Self-actualization isn’t self-help.
It’s spiritual combat.
And your existence is the battlefield.
So pick up your weapon.
Live by the Code.
Win or be devoured.
The Resurrection of Self: From Creature to Creator
“A servant of God is a master of life. And Masters are deliberate.”
This is not about religion. This is resurrection.
The moment you abandon reactive survival and embrace The Way, you’re no longer just a creature moved by instinct and circumstance.
You become a creator—one who moves reality by design, not by default.
The Christ-path isn’t about worship. It’s about embodiment.
It’s taking divine intelligence and infusing it into every step you take, every decision you make, every storm you navigate.
No more waiting for heaven to descend. You bring heaven down through the way you live, lead, love, and fight.
This is spiritual evolution: not escape from the world, but dominance within it.
You become an architect of order in chaos.
A flame among shadows.
A vessel that radiates God, not just talks about Him.

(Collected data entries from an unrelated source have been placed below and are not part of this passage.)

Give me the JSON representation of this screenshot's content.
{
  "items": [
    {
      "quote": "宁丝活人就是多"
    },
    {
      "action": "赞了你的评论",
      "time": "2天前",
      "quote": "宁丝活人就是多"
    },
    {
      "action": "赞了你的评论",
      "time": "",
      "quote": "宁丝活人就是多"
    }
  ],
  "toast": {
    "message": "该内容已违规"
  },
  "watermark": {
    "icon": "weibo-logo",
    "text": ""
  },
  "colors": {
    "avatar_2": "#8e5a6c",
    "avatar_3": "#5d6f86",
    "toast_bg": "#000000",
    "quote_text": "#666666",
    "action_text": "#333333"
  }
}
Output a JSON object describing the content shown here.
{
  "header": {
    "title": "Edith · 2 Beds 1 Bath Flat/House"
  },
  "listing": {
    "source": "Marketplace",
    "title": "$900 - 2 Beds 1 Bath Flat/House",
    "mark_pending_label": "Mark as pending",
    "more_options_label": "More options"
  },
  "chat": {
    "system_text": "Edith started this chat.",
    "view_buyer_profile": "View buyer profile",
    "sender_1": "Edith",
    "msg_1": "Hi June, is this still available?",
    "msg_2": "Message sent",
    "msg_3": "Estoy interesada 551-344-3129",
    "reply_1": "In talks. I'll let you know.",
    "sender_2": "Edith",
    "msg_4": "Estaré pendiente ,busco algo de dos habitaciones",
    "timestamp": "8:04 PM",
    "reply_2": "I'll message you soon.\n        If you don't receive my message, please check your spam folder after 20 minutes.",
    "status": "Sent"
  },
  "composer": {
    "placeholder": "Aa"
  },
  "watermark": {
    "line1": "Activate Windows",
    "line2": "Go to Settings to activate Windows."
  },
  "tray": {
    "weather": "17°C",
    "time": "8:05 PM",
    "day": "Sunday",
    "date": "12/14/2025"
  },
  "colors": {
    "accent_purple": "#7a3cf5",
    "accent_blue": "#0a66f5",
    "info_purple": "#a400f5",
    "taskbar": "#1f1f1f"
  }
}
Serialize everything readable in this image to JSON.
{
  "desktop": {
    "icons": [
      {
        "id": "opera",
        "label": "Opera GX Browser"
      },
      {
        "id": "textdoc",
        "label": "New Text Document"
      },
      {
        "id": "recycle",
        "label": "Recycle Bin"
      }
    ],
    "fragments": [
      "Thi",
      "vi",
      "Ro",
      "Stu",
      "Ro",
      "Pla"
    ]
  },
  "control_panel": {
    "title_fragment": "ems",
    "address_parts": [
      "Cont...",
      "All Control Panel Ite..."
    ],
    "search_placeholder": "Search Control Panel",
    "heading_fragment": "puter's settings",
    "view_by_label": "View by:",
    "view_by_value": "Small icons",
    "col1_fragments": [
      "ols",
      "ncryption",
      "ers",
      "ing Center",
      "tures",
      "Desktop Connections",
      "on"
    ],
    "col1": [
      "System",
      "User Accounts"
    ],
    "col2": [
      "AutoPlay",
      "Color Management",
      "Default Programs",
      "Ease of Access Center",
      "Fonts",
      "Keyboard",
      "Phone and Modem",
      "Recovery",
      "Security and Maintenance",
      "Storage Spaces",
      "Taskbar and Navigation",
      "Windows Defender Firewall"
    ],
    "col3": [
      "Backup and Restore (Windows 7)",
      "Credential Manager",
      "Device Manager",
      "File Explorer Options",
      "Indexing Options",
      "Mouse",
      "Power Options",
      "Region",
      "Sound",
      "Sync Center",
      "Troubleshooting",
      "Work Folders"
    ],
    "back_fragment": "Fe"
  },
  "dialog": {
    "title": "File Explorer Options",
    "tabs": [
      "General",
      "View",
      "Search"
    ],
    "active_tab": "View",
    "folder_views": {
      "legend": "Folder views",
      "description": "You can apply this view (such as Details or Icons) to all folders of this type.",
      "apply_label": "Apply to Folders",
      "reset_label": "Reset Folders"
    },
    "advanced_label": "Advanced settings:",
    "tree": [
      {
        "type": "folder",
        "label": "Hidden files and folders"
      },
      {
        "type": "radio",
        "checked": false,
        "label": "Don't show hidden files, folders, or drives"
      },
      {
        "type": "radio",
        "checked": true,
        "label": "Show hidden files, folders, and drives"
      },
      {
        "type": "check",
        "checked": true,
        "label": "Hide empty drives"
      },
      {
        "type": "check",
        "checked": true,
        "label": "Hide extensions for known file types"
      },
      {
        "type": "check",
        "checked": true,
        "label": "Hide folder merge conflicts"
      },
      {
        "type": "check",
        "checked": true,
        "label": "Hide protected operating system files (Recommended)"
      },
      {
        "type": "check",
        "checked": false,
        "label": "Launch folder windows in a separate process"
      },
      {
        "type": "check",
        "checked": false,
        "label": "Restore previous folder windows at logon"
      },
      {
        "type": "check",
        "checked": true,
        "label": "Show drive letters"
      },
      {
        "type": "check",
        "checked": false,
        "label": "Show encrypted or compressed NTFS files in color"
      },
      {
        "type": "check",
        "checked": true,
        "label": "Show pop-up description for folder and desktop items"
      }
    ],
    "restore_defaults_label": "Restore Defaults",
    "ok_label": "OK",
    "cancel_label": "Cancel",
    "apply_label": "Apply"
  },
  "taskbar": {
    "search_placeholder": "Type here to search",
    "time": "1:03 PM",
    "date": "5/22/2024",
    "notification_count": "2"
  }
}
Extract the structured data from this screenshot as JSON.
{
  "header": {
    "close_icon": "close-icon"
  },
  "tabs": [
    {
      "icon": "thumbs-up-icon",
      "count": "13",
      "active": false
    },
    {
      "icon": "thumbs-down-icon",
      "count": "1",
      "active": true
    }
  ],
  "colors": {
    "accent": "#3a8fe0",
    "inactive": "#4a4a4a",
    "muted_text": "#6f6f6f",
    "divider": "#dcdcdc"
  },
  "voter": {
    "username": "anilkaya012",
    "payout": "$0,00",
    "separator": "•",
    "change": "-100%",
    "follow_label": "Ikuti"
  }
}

You are no longer asking for direction—you are giving it.
This is the resurrection Christ modeled: not just rising from death, but ascending into divine authority.
So rise.
Take your place.
Walk as if the Kingdom is already here.
Because when you’re aligned with The Way, it is.
Call to Power: The Creed of the Living
I renounce the grave before it claims me.
I exile comfort.
I inhale challenge.
I live while alive.
I walk in the Way—
not for praise,
not for peace,
but because I am the living proof that God walks among men.
This is the mission:
To be spiritually lethal,
to wield deliberate power,
to become the house where heaven resides.
We are not here to be liked.
We are here to ignite.
We do not beg for miracles.
We become them.
So now, the challenge:
Choose life.
Choose power.
Choose the Way.
There is no other path worthy of you.
Now rise. And make the grave wait.
“A worm enters a chrysalis to grow wings. It never crawls again, and it doesn’t look back.”
“To become who you want to be, you must sacrifice who you are. ”
“Those who are able to see beyond the shadows and lies of their culture will never be understood, let alone believed by the masses.”
“The unexamined life is not worth living.”
“He who fears death will never do anything worthy of a man who is alive.
”
“I cannot escape death, but at least I can escape the fear of it.”
“I heard a loud shout from the throne, saying, “Look, God’s home is now among his people! He will live with them, and they will be his people. God himself will be with them.”